Goalposts and Speed Limits

(Photo: bama spirit / Flickr)(Photo: bama spirit / Flickr)

Let’s say you want to set a speed limit of 20 mph on a neighborhood street. You need an engineering study and a traffic study, right?

No.

Not in Washington State.

A new Neighborhood Safe Streets Bill empowers cities and towns to set lower maximum speed limits without going through those studies.

This report comes from a very happy Alliance for Biking and Walking, and it points out that “under the new law, cities and towns will be free to develop their own procedures for lowering local speed limits, creating an additional safety tool for local governments’ toolboxes to build safer, more livable communities.”

Lowered costs and more regional and local rights are cited as being some of the influences in this case.

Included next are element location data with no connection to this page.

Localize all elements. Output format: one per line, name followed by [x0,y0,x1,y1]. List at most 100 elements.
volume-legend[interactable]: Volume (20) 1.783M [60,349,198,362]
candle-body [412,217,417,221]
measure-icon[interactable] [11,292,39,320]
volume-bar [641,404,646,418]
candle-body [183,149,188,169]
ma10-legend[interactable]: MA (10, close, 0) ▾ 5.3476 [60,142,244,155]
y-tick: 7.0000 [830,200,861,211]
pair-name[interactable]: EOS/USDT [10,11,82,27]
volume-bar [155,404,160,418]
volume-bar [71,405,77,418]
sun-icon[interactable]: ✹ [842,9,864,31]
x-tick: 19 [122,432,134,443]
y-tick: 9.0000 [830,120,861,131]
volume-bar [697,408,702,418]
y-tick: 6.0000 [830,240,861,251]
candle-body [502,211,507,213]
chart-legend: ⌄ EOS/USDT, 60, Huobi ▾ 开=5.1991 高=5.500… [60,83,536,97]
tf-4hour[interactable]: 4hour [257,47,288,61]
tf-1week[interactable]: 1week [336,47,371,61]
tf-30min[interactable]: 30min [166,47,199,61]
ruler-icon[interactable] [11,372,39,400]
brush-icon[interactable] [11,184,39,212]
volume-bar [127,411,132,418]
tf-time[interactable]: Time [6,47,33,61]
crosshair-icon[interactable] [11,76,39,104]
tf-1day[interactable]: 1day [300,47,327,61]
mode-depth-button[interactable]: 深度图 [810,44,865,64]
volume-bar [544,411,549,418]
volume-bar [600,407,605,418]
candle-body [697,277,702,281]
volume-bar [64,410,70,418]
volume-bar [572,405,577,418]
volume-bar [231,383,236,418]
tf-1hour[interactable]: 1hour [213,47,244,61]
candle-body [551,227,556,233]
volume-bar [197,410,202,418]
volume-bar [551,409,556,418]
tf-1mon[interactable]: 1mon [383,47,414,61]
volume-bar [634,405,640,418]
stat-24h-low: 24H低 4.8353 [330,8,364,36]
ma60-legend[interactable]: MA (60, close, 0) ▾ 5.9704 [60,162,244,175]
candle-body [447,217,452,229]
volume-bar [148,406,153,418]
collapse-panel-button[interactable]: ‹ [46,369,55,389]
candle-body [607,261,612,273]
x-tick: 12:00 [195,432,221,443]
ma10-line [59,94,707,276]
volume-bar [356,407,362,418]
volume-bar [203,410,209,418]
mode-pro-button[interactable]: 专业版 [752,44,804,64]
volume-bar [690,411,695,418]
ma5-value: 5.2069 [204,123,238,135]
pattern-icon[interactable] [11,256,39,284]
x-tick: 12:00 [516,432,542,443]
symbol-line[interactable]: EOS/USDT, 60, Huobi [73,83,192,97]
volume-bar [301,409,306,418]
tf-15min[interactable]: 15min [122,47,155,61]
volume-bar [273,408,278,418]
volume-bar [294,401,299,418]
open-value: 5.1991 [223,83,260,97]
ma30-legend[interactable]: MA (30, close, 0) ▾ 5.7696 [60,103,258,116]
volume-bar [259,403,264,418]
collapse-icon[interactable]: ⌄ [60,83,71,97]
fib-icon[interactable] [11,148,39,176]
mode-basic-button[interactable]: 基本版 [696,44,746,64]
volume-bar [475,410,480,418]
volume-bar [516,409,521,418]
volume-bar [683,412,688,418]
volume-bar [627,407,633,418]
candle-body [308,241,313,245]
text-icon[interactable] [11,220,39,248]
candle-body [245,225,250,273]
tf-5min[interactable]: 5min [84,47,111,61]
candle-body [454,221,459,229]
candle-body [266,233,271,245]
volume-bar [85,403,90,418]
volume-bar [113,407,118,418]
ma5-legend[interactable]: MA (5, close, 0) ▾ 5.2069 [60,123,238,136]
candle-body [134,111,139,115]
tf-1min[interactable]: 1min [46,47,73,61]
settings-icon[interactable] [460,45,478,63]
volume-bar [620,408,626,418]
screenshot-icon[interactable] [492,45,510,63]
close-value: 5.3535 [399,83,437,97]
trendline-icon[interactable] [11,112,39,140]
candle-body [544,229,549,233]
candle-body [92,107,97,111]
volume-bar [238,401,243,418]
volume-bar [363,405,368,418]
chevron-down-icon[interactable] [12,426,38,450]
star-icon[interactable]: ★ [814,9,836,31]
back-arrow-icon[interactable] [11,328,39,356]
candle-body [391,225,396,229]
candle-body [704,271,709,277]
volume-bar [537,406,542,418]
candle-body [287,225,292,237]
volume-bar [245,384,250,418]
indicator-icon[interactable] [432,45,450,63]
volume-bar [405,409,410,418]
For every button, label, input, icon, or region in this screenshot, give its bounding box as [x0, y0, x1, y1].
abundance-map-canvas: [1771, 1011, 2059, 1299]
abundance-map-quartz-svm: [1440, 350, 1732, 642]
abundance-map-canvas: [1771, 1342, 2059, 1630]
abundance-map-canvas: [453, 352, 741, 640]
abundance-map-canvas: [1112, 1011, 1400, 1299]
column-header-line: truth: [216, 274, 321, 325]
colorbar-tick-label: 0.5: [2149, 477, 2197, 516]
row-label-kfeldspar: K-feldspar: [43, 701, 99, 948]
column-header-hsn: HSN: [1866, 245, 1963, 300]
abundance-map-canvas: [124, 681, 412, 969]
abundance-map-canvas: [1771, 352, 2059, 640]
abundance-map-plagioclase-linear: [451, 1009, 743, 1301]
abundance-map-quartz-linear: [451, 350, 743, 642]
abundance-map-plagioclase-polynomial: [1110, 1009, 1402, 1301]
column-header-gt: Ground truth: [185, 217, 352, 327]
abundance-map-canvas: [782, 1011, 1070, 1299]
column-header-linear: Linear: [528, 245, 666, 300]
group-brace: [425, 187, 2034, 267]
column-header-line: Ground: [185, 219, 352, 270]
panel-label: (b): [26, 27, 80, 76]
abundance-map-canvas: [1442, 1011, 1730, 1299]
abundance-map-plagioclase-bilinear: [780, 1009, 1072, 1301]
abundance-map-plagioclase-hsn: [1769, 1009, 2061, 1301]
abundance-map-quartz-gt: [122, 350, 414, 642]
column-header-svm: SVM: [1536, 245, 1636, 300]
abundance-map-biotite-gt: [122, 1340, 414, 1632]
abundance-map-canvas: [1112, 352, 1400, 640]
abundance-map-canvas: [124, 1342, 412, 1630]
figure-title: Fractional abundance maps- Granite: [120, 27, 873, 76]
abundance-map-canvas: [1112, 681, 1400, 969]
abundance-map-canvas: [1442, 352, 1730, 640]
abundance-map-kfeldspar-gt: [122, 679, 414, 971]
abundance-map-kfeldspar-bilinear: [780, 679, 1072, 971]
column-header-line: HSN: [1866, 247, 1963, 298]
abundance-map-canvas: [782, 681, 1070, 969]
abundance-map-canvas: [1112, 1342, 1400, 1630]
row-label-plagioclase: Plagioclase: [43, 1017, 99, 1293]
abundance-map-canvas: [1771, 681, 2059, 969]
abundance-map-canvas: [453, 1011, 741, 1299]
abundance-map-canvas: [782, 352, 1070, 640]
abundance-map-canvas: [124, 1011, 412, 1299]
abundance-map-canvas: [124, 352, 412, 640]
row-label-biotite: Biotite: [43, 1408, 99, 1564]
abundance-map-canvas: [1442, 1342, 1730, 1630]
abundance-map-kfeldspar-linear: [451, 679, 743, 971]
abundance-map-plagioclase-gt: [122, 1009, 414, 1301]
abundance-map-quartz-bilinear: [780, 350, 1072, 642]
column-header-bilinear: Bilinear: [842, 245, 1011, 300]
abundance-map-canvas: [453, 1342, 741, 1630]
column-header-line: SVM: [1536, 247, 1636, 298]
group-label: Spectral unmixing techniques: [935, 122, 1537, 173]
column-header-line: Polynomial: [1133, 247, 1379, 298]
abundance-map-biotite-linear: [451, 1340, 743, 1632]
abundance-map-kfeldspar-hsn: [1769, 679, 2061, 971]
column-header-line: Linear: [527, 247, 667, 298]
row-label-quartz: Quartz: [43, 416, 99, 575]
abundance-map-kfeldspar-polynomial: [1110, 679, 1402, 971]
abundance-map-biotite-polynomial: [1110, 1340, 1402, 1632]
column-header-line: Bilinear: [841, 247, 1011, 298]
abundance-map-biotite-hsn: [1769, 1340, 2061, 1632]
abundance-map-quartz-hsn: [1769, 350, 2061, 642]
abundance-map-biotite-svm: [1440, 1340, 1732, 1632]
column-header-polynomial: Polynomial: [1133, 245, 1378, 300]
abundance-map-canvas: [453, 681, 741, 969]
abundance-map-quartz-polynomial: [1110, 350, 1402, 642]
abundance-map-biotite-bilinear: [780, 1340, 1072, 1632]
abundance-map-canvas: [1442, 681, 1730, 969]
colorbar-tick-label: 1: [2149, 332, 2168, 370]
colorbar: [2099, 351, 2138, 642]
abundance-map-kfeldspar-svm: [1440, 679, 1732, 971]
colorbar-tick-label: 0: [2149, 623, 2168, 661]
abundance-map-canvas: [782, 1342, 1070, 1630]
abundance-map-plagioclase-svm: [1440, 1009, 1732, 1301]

But the Bill may also well be an example of “goalpost movement.” We are seeing constant examples of encroachment from what we might call non-motoring interests in transportation infrastructure work that was once the almost exclusive bailiwick of the usual transportation infrastructure suspects.

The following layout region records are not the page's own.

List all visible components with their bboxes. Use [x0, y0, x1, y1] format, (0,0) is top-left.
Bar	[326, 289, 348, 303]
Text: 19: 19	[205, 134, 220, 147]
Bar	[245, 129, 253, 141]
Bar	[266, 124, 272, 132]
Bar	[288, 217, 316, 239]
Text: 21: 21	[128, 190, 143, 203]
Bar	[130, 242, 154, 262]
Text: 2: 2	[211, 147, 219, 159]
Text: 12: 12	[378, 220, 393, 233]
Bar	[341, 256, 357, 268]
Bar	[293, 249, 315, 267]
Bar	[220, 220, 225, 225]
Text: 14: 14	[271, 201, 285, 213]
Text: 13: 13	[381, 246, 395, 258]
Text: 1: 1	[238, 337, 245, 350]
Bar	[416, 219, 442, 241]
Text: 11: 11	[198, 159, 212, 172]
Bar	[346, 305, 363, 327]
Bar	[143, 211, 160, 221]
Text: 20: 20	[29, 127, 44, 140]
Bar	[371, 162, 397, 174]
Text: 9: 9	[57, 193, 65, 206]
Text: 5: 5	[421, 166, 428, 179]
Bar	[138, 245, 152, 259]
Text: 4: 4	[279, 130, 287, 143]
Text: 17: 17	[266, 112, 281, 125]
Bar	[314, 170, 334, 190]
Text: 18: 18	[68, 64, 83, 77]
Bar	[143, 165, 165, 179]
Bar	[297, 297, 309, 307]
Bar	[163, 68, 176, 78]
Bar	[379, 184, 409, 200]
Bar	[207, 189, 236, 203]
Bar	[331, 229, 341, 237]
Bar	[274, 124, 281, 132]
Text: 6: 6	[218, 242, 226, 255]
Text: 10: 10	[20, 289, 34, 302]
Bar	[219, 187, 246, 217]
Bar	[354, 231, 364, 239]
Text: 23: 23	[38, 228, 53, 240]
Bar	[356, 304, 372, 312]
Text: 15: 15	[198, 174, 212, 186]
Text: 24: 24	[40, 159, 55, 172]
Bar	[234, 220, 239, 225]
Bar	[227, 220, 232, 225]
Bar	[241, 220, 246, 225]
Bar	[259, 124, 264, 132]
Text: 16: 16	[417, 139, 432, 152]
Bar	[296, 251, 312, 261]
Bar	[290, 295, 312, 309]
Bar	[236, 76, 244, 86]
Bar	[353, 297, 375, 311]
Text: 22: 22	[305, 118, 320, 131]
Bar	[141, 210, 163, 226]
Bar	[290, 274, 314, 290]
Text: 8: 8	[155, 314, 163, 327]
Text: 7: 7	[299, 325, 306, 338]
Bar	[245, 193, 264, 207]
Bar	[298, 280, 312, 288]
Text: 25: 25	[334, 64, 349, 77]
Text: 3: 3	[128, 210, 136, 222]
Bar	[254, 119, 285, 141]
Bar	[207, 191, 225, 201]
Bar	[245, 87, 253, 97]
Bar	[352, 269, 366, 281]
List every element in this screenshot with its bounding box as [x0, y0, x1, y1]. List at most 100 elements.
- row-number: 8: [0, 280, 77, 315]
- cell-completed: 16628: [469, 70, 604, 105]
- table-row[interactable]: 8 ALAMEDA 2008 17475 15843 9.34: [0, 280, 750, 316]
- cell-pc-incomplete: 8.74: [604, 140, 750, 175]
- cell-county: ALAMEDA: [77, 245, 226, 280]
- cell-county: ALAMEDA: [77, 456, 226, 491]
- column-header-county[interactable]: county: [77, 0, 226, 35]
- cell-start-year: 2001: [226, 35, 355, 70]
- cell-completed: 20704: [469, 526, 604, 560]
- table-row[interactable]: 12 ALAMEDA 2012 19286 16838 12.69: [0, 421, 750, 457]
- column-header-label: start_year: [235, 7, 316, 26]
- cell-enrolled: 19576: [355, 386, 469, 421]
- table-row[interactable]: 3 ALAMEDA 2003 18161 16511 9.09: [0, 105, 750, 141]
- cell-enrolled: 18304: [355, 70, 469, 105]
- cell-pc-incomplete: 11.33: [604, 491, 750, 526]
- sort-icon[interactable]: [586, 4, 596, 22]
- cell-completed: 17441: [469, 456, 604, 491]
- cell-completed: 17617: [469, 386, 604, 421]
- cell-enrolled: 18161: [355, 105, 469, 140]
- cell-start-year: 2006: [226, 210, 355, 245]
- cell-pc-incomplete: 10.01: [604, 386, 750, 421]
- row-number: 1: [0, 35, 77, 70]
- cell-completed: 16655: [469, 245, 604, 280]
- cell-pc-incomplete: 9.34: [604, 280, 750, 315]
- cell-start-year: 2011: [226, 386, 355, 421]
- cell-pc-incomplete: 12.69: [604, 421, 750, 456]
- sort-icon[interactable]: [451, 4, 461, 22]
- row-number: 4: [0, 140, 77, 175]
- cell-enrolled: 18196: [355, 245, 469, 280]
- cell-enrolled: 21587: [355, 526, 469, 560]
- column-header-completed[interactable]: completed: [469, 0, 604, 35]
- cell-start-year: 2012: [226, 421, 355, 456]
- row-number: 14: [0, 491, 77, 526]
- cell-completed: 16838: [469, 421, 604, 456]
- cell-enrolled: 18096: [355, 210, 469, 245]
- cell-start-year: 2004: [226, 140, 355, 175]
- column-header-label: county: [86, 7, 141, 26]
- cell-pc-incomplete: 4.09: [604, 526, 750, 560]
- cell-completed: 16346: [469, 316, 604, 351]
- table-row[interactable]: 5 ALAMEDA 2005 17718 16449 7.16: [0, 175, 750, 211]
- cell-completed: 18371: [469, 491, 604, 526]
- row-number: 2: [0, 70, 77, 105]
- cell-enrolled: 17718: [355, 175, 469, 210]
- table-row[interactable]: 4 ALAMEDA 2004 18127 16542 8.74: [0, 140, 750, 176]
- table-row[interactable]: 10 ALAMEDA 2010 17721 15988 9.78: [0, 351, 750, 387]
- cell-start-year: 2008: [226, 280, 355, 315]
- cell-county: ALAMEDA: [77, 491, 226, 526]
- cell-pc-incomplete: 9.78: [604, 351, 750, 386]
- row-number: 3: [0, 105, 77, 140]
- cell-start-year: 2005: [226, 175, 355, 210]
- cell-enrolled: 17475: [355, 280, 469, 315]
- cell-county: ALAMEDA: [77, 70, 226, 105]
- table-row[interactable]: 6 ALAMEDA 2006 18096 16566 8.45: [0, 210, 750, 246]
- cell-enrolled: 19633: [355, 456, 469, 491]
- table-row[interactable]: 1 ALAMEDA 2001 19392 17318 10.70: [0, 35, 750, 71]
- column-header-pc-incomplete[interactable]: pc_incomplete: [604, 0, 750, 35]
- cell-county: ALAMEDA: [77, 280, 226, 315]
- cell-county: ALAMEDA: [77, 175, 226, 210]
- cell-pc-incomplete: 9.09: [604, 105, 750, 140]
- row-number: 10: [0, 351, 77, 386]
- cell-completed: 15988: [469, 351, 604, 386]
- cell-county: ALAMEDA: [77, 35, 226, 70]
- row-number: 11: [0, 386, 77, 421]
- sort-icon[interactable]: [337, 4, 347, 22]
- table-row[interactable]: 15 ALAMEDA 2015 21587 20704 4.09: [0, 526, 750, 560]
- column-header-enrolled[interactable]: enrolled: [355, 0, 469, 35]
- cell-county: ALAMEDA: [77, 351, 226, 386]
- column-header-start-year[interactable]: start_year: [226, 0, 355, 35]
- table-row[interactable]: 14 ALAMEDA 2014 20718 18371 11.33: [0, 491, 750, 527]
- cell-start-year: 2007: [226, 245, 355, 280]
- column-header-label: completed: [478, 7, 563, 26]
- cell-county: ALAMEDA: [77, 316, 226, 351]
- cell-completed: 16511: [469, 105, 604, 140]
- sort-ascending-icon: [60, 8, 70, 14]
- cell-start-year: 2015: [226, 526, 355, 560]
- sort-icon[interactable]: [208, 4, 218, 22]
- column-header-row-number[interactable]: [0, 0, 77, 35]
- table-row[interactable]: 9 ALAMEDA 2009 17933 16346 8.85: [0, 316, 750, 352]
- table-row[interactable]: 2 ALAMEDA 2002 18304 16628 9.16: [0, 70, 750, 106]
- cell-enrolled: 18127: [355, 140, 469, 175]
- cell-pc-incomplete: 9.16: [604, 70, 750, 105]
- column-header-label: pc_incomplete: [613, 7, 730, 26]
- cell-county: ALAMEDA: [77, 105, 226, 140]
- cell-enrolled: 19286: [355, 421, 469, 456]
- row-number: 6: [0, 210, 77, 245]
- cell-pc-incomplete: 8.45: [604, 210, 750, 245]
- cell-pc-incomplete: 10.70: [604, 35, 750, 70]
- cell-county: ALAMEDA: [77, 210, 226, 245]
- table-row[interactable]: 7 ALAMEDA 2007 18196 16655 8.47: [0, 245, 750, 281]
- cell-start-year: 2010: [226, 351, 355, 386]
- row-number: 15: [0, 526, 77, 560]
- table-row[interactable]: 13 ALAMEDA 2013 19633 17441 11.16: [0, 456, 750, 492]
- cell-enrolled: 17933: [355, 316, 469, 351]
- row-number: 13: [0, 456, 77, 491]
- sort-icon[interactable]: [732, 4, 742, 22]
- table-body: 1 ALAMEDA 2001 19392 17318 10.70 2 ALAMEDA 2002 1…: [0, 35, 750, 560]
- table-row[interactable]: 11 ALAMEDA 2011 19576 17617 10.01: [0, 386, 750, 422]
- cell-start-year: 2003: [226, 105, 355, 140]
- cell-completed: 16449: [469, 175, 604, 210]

Biking, hiking, walking and running interests in our community are increasingly influential in the work of planning, designing, building and managing our roadways (something the current administration in Washington is aggressively encouraging). There’s something tidal about this – it’s a rising tide and its not going back.

Our highway and road building industries need that very American quality–an ability to move with the times.